Swedish champions FC Rosengård, one of the most successful women's football clubs in Sweden, have stitched a rainbow flag to the back of their new jerseys in a bid to boost equality and tolerance.
But the team revealed that European football association bosses at the UEFA headquarters initially refused their request on the grounds of the Pride banner not being a national flag.
“I wrote to them in a pretty kind tone and probably argued well. Eventually they replied that they could not approve it according to their statutes, but that they also saw no reason to prevent it,” the club's chief executive officer Klas Tjebbes told the regional Sydsvenskan newspaper.
The move follows in the footsteps of Kiruna's Ice Hockey club in northern Sweden, which told The Local last summer about how they became the first Swedish sports club to wear Pride colours on their jerseys.
“Having the rainbow flag on our shirts is a good symbol which illustrates our openness as a club.
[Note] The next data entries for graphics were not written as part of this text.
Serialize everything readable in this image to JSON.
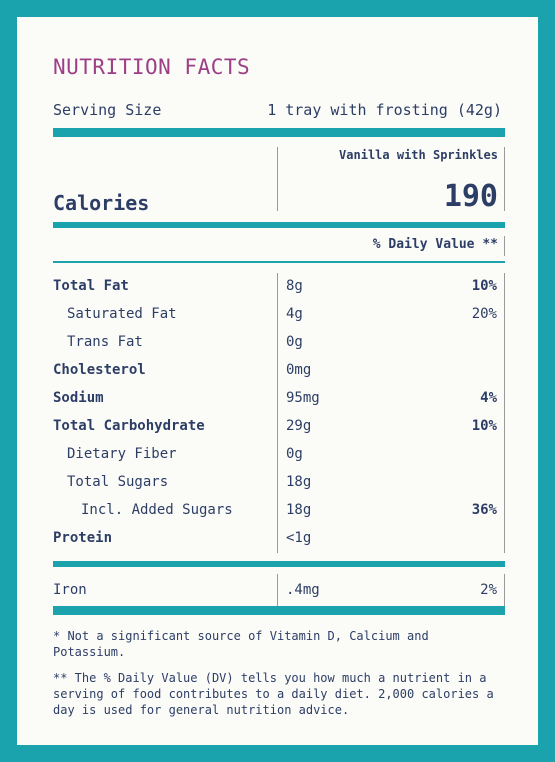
{
  "title": "NUTRITION FACTS",
  "serving": {
    "label": "Serving Size",
    "value": "1 tray with frosting (42g)"
  },
  "variant": "Vanilla with Sprinkles",
  "calories": {
    "label": "Calories",
    "value": "190"
  },
  "dv_header": "% Daily Value **",
  "nutrients": [
    {
      "name": "Total Fat",
      "amount": "8g",
      "dv": "10%"
    },
    {
      "name": "Saturated Fat",
      "amount": "4g",
      "dv": "20%"
    },
    {
      "name": "Trans Fat",
      "amount": "0g",
      "dv": ""
    },
    {
      "name": "Cholesterol",
      "amount": "0mg",
      "dv": ""
    },
    {
      "name": "Sodium",
      "amount": "95mg",
      "dv": "4%"
    },
    {
      "name": "Total Carbohydrate",
      "amount": "29g",
      "dv": "10%"
    },
    {
      "name": "Dietary Fiber",
      "amount": "0g",
      "dv": ""
    },
    {
      "name": "Total Sugars",
      "amount": "18g",
      "dv": ""
    },
    {
      "name": "Incl. Added Sugars",
      "amount": "18g",
      "dv": "36%"
    },
    {
      "name": "Protein",
      "amount": "<1g",
      "dv": ""
    }
  ],
  "iron": {
    "name": "Iron",
    "amount": ".4mg",
    "dv": "2%"
  },
  "footnotes": [
    "* Not a significant source of Vitamin D, Calcium and Potassium.",
    "** The % Daily Value (DV) tells you how much a nutrient in a serving of food contributes to a daily diet. 2,000 calories a day is used for general nutrition advice."
  ],
  "colors": {
    "teal": "#1aa3ad",
    "title": "#9c3f86",
    "text": "#2d3e66"
  }
}
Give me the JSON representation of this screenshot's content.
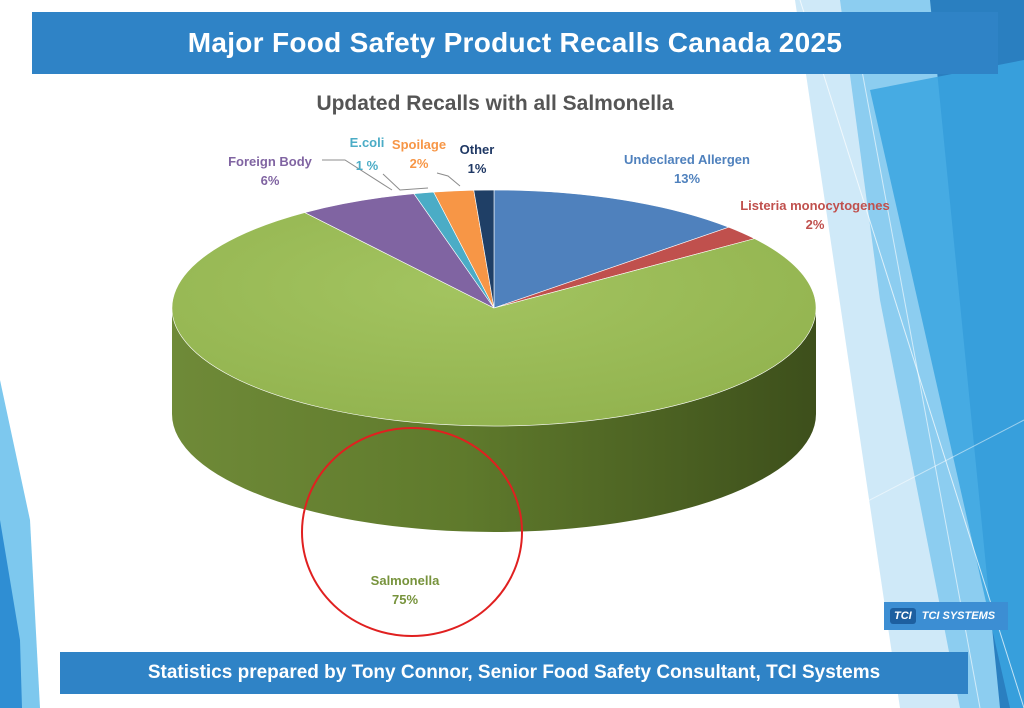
{
  "header": {
    "title": "Major Food Safety Product Recalls Canada 2025"
  },
  "footer": {
    "text": "Statistics prepared by Tony Connor, Senior Food Safety Consultant, TCI Systems"
  },
  "logo": {
    "mark": "TCI",
    "text": "TCI SYSTEMS"
  },
  "chart_data": {
    "type": "pie",
    "title": "Updated Recalls with all Salmonella",
    "slices": [
      {
        "name": "Undeclared Allergen",
        "value": 13,
        "label": "13%",
        "color": "#4f81bd",
        "label_color": "#4f81bd"
      },
      {
        "name": "Listeria monocytogenes",
        "value": 2,
        "label": "2%",
        "color": "#c0504d",
        "label_color": "#c0504d"
      },
      {
        "name": "Salmonella",
        "value": 75,
        "label": "75%",
        "color": "#9bbb59",
        "label_color": "#77933c"
      },
      {
        "name": "Foreign Body",
        "value": 6,
        "label": "6%",
        "color": "#8064a2",
        "label_color": "#8064a2"
      },
      {
        "name": "E.coli",
        "value": 1,
        "label": "1 %",
        "color": "#4bacc6",
        "label_color": "#4bacc6"
      },
      {
        "name": "Spoilage",
        "value": 2,
        "label": "2%",
        "color": "#f79646",
        "label_color": "#f79646"
      },
      {
        "name": "Other",
        "value": 1,
        "label": "1%",
        "color": "#1f3f66",
        "label_color": "#1f3864"
      }
    ],
    "highlight": "Salmonella",
    "highlight_color": "#e02020"
  }
}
That we are welcoming to all people, of different backgrounds and different identities,” Anita Asante, a British footballer for FC Rosengård, told Swedish media when the new kit was revealed.
Club officials were unable to immediately comment when approached by The Local, but fans took to social media earlier this week to praise the initiative.
— John G Riley (@footballfernfan) March 7, 2016
One of Sweden's most successful teams, FC Rosengård have won the Swedish women's league 10 times. The men's side play in one of the lower leagues, Division 2, but are on the other hand famous for being the starting ground for Sweden's top footballer of all time, Zlatan Ibrahimovic.
The club first joined the fight against homophobia in 2014 when it replaced its usual corner flags on the pitch with the Pride banner. It is set to next face Linköpings FC in Sweden on March 16th, and FFC Frankfurt on March 23rd as the only Swedish team left in the Champions League.
Campaign group ILGA-Europe recently rated Sweden the top spot in Scandinavia for lesbian, gay, bisexual, transgender and intersex people (LGBTQ). However, only a handful of sports stars have come out as gay in the past few years, among them Swedish skiing legend Anja Pärson and footballer Anton Hysén.